SEMICeu / DCAT-AP

This is the issue tracker for the maintenance of DCAT-AP
https://joinup.ec.europa.eu/solution/dcat-application-profile-data-portals-europe
78 stars 24 forks source link

HVD: which additional information is provided, too many properties listed? #312

Closed matthiaspalmer closed 11 months ago

matthiaspalmer commented 1 year ago

In the overview section in HVD it says:

In this document only the additional information, that is required for the catalogued resources which are within scope of the regulation, is included.

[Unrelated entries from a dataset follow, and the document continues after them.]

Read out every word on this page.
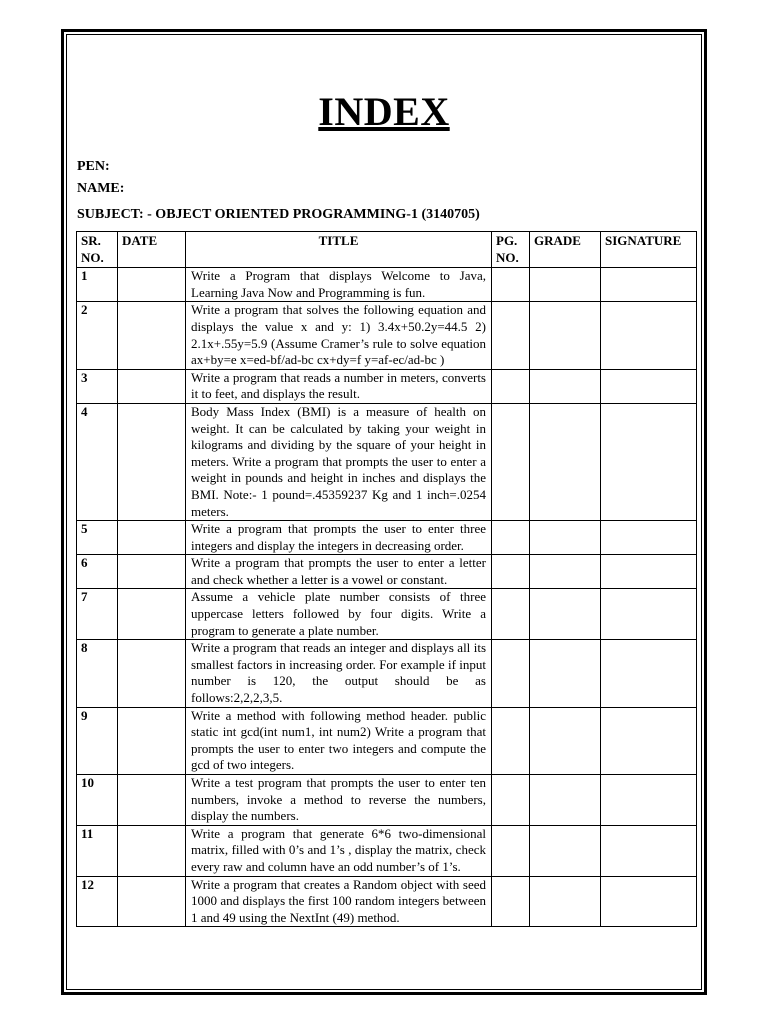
INDEX
PEN:
NAME:
SUBJECT: - OBJECT ORIENTED PROGRAMMING-1 (3140705)
SR. NO.	DATE	TITLE	PG. NO.	GRADE	SIGNATURE
1		Write a Program that displays Welcome to Java, Learning Java Now and Programming is fun.			
2		Write a program that solves the following equation and displays the value x and y: 1) 3.4x+50.2y=44.5 2) 2.1x+.55y=5.9 (Assume Cramer’s rule to solve equation ax+by=e x=ed-bf/ad-bc cx+dy=f y=af-ec/ad-bc )			
3		Write a program that reads a number in meters, converts it to feet, and displays the result.			
4		Body Mass Index (BMI) is a measure of health on weight. It can be calculated by taking your weight in kilograms and dividing by the square of your height in meters. Write a program that prompts the user to enter a weight in pounds and height in inches and displays the BMI. Note:- 1 pound=.45359237 Kg and 1 inch=.0254 meters.			
5		Write a program that prompts the user to enter three integers and display the integers in decreasing order.			
6		Write a program that prompts the user to enter a letter and check whether a letter is a vowel or constant.			
7		Assume a vehicle plate number consists of three uppercase letters followed by four digits. Write a program to generate a plate number.			
8		Write a program that reads an integer and displays all its smallest factors in increasing order. For example if input number is 120, the output should be as follows:2,2,2,3,5.			
9		Write a method with following method header. public static int gcd(int num1, int num2) Write a program that prompts the user to enter two integers and compute the gcd of two integers.			
10		Write a test program that prompts the user to enter ten numbers, invoke a method to reverse the numbers, display the numbers.			
11		Write a program that generate 6*6 two-dimensional matrix, filled with 0’s and 1’s , display the matrix, check every raw and column have an odd number’s of 1’s.			
12		Write a program that creates a Random object with seed 1000 and displays the first 100 random integers between 1 and 49 using the NextInt (49) method.			
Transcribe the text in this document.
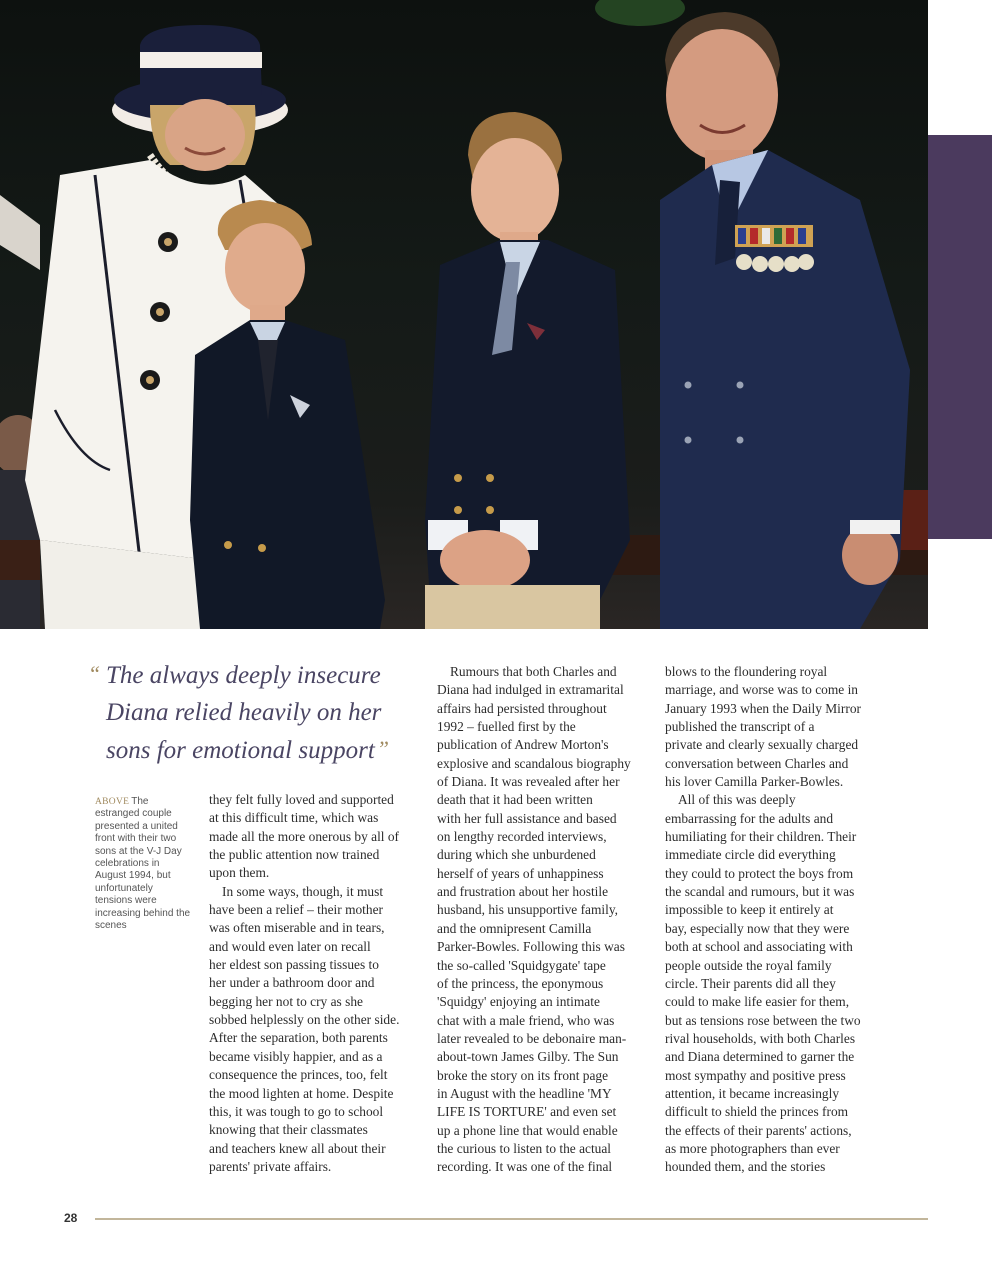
“ The always deeply insecure
Diana relied heavily on her
sons for emotional support”
ABOVE The estranged couple presented a united front with their two sons at the V-J Day celebrations in August 1994, but unfortunately tensions were increasing behind the scenes
they felt fully loved and supported
at this difficult time, which was
made all the more onerous by all of
the public attention now trained
upon them.
In some ways, though, it must
have been a relief – their mother
was often miserable and in tears,
and would even later on recall
her eldest son passing tissues to
her under a bathroom door and
begging her not to cry as she
sobbed helplessly on the other side.
After the separation, both parents
became visibly happier, and as a
consequence the princes, too, felt
the mood lighten at home. Despite
this, it was tough to go to school
knowing that their classmates
and teachers knew all about their
parents' private affairs.
Rumours that both Charles and
Diana had indulged in extramarital
affairs had persisted throughout
1992 – fuelled first by the
publication of Andrew Morton's
explosive and scandalous biography
of Diana. It was revealed after her
death that it had been written
with her full assistance and based
on lengthy recorded interviews,
during which she unburdened
herself of years of unhappiness
and frustration about her hostile
husband, his unsupportive family,
and the omnipresent Camilla
Parker-Bowles. Following this was
the so-called 'Squidgygate' tape
of the princess, the eponymous
'Squidgy' enjoying an intimate
chat with a male friend, who was
later revealed to be debonaire man-
about-town James Gilby. The Sun
broke the story on its front page
in August with the headline 'MY
LIFE IS TORTURE' and even set
up a phone line that would enable
the curious to listen to the actual
recording. It was one of the final
blows to the floundering royal
marriage, and worse was to come in
January 1993 when the Daily Mirror
published the transcript of a
private and clearly sexually charged
conversation between Charles and
his lover Camilla Parker-Bowles.
All of this was deeply
embarrassing for the adults and
humiliating for their children. Their
immediate circle did everything
they could to protect the boys from
the scandal and rumours, but it was
impossible to keep it entirely at
bay, especially now that they were
both at school and associating with
people outside the royal family
circle. Their parents did all they
could to make life easier for them,
but as tensions rose between the two
rival households, with both Charles
and Diana determined to garner the
most sympathy and positive press
attention, it became increasingly
difficult to shield the princes from
the effects of their parents' actions,
as more photographers than ever
hounded them, and the stories
28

There are several places were it is unclear / hard to read which kind of additional information is provided. Providing these properties may lead the reader to think (wrongly) that only the properties mentioned explicitly are allowed. This potential misunderstanding is further encouraged by the sentence "For this entity the following properties are defined" that appears after the "Properties" section on each class. The wording on Agent is much more informative and does not lead the reader wrong: "This specification does not impose any additional requirements to properties for this entity."

The following properties are listed without seeming to provide additional information / guidance (at least in my reading).

On Catalog:

On Dataset:

On Distribution:

On Data service:

I understand that this might be an effect of the document being work in progress, that additional usage notes are expected in all of these places. However, if this is not the case, I would argue to remove all of the properties listed above as they seem to provide no extra value of being mentioned explicitly. This might lead to a shorter, sharper and easier to read document.

bertvannuffelen commented 1 year ago

Lets indeed make the sentence clearer under the class.

So for classes that have properties specified the sentence below

This specification does not impose any additional requirements to properties for this entity."

could be as follows:

This specification does not impose any additional requirements to properties for this entity besides the one listed below.

bertvannuffelen commented 1 year ago

@matthiaspalmer thanks for making this list. I agree with your overall objective.

The reason why some of them are in the list but which are identical to DCAT-AP, is that they are the outcome of the mapping of the HVD IR to DCAT-AP terminology.

For instance, the dcat:endpointURL is the outcome from HVD IR sentences " ... and publish an API.".

I agree that this mapping is maybe lost or scattered around in the additional sections below the formal specification.

In this process we have encountered readers that have no experience with DCAT-AP ecosystem: e.g. those coming from the legal side. So I am wondering how we can keep that information in the specification. Would an additional usage note like "In the HVD IR the need for sharing an endpointURL is mentioned.". be helpful?

matthiaspalmer commented 1 year ago

@bertvannuffelen, ok, I understand the reason now. But I am a not convinced that this is a good enough reason to list the properties, especially not if it can be misunderstood as I outlined above.

To clarify, I think it is fair to say that there are three different reasons for a property to be mentioned in the document today:

  1. A modelling reason, e.g. a new property is introduced or a change in cardinality is expressed.
  2. An guidance reason, e.g. a usage note that provides guidance when using the property in the scope of a HVD.
  3. An alignment with the law reason, e.g. to guide the reader to understand how the HVD IR is translated into properties.

It could perhaps be argued that reason 2 and 3 can be blurred if 3 is formulated as a usage note where the reference to the HVD IR is clarified.

I think having all these three reasons for including properties is problematic: First, the reader is not informed that there are three distinct reasons. Second, there is no indication which of 1-3 are applies for each property (actually, multiple reasons apply most of the time). Third, it is only if the reader carefully compares with DCAT-AP that the reader may figure out if 1 or 2 applies. Fourth, for the alignment with the law, there is no explicit mentioning of which part of the HVD IR each property corresponds to, hence figuring out 3 is even harder.

I would argue that there are three main paths forward:

A. Sacrifice (3) and remove from the document all properties that have no modeling or guidance reason. Also clarify that "additional information" corresponds to both modeling (1) and guidance (2). B. Clarify in the document that there are thee different reasons for a property to be mentioned. Preferrably also indicate per property which of 1-3 that applies (potentially several). C. Muddle the distinction between 2 and 3 by providing usage notes everywhere that as a minimum refers to the HVD IR even if it does not provide any additional guidance in how the property should be used.

Finally, I would argue that the reasons for including properties due to reason 3 is not convincing and leads to strange effects. For instance, consider mediatype and conformsTo, I would argue that mediatype is probably more fundamental than conformsTo (linked schema). Still, only conformsTo (linked schema) is mentioned on the Distribution class while mediatype is not and this just because it cannot be traced back to a certain formulation in the HVD IR? I think it causes more confusion than you gain. Or maybe this is an oversight, maybe there is some mentioning of mediatype / format and the HVD IR, in that case it should probably be added.